Pedi uma terceira imperial. A vida naquela esplanada era muito sofrível. Mas a imperial era fresca e estava a saber-me bem.
Chegaram duas turistas alemãs, acho que eram alemãs porque estavam de sandálias de borracha com meias brancas, e pediram-me que as fotografasse com o castelo em fundo. Falaram em inglês. E eu assim fiz. Agradeceram.
Chegou a terceira imperial. Vinha na companhia de uns tremoços. Olhei à volta e só vi tédio.
Bebi a imperial de uma só vez. Deixei uma nota de cinco euros debaixo de um copo. Peguei nos tremoços com uma mão e fui embora. Fui passear pela cidade feito turista enquanto ia comendo os tremoços e largando as cascas pela rua. Cheio de tédio.

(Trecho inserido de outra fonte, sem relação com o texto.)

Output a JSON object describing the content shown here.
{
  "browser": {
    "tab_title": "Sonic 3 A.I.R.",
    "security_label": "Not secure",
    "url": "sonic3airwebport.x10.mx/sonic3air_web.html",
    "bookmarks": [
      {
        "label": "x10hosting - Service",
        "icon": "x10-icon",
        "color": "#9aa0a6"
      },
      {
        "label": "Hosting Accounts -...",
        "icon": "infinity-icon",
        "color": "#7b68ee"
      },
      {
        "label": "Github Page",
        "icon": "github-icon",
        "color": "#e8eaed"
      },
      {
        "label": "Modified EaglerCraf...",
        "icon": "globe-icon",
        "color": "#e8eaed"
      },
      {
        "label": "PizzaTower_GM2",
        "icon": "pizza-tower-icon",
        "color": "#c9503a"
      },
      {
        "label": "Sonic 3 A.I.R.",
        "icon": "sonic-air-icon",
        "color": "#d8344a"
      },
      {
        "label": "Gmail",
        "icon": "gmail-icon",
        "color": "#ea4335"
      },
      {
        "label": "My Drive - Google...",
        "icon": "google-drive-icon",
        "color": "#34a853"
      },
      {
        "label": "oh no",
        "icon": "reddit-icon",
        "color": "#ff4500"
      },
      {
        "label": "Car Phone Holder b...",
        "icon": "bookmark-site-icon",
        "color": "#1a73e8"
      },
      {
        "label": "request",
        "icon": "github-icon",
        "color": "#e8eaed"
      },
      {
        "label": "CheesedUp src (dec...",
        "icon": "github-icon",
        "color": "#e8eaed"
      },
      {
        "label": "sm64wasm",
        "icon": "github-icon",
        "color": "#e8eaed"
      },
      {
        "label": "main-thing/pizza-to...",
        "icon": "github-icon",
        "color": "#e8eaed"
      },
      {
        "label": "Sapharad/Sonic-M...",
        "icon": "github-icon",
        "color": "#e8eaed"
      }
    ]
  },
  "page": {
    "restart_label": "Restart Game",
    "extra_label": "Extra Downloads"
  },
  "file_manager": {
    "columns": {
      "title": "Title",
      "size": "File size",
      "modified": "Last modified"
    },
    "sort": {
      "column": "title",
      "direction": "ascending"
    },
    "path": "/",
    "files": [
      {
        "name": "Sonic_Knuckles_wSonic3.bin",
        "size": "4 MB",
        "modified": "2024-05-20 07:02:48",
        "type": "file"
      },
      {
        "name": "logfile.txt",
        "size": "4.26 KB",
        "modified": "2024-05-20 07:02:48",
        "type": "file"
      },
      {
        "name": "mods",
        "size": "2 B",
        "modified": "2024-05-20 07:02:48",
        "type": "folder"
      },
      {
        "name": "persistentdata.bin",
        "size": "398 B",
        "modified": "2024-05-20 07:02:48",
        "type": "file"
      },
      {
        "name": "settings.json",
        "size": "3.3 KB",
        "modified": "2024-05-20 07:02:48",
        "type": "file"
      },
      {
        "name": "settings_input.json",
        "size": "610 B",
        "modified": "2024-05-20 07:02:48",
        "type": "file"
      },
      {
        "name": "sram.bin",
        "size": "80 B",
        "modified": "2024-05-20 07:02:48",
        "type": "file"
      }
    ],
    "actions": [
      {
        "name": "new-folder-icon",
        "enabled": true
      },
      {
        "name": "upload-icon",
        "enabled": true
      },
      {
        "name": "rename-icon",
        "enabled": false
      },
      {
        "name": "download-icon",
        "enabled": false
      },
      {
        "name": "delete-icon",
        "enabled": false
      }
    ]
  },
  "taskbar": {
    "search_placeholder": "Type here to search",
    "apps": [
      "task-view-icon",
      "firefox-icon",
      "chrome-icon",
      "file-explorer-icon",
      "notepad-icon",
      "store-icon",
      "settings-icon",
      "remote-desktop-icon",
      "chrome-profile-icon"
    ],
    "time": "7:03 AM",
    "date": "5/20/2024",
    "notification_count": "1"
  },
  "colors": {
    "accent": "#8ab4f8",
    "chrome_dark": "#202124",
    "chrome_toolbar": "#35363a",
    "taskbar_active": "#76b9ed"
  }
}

[escrito directamente no facebook em 2018/05/10]

Melancolia Outonal

Estava no café a tomar o pequeno-almoço. Depenicava uma meia-torrada e bebia um sumo de laranja natural, enquanto lia um livro. Andava de volta do Knausgård. No Outono parecia-me um bom título para a época. E o facto de serem crónicas, tornava-o uma boa companhia ao pequeno-almoço.
Estava portanto a ler enquanto ia trincando a torrada quando ouvi a porta da rua a abrir e, instintivamente, levantei os olhos. E vi-a. E ela viu-me. E depois já era tarde para voltar para trás. Mas notei aquela breve hesitação entro-não-entro, que durou nano-partes de um segundo, mas que percebi, e resolveu entrar. Veio directa a mim e disse Olá! Tudo bem? Estou com pressa, ali assim em pé, frente a mim, que fiquei com a torrada na mão a encharcar-me os dedos de manteiga. Fez um aceno baixo com a mão, como uma pequena e breve despedida, e foi até ao balcão.
Não esteve lá muito tempo. Aproveitou o facto do empregado estar atarefado com outros clientes para fingir pressa e não poder esperar. Deu meia-volta e, ao passar por mim deitou Estou com pressa. Não posso esperar. Beijinhos, enquanto passava por mim rápida. E eu, de torrada ainda suspensa na mão, com a manteiga derretida a cair para o prato, vi-a a sair porta fora e ir embora.
Coloquei a torrada no prato. Limpei os dedos. Agarrei no livro para voltar à leitura, mas não consegui. Não conseguia concentrar-me. Fechei o livro. Levantei-me. Bebi o resto do sumo em pé, larguei uma nota de cinco euros e saí.
Na rua olhei à minha volta, como a tentar perceber para onde deveria ir quando voltei a vê-la. Ela estava do outro lado da estrada, junto ao poste de sinalização, e parecia estática. Estava a olhar para o chão. Virou-se para um lado, depois para o outro. Parecia em luta consigo própria sobre para onde deveria ir. Pensei em ir ter com ela. Pensei seriamente em ir ter com ela. Ainda ensaiei um arranque, quando finalmente ela olhou para cima, levou a mão à cara, esfregou-a, e seguiu para um dos lados.
Eu fiquei ali, à saída do café, a vê-la perder-se no meio da multidão até se tornar numa pequeno ponto e depois desaparecer.
Encostei-me à parede do café a olhar o vazio lá para onde ela desapareceu e pensei O Outono deixa-me melancólico. Porque é que não fui ter com ela?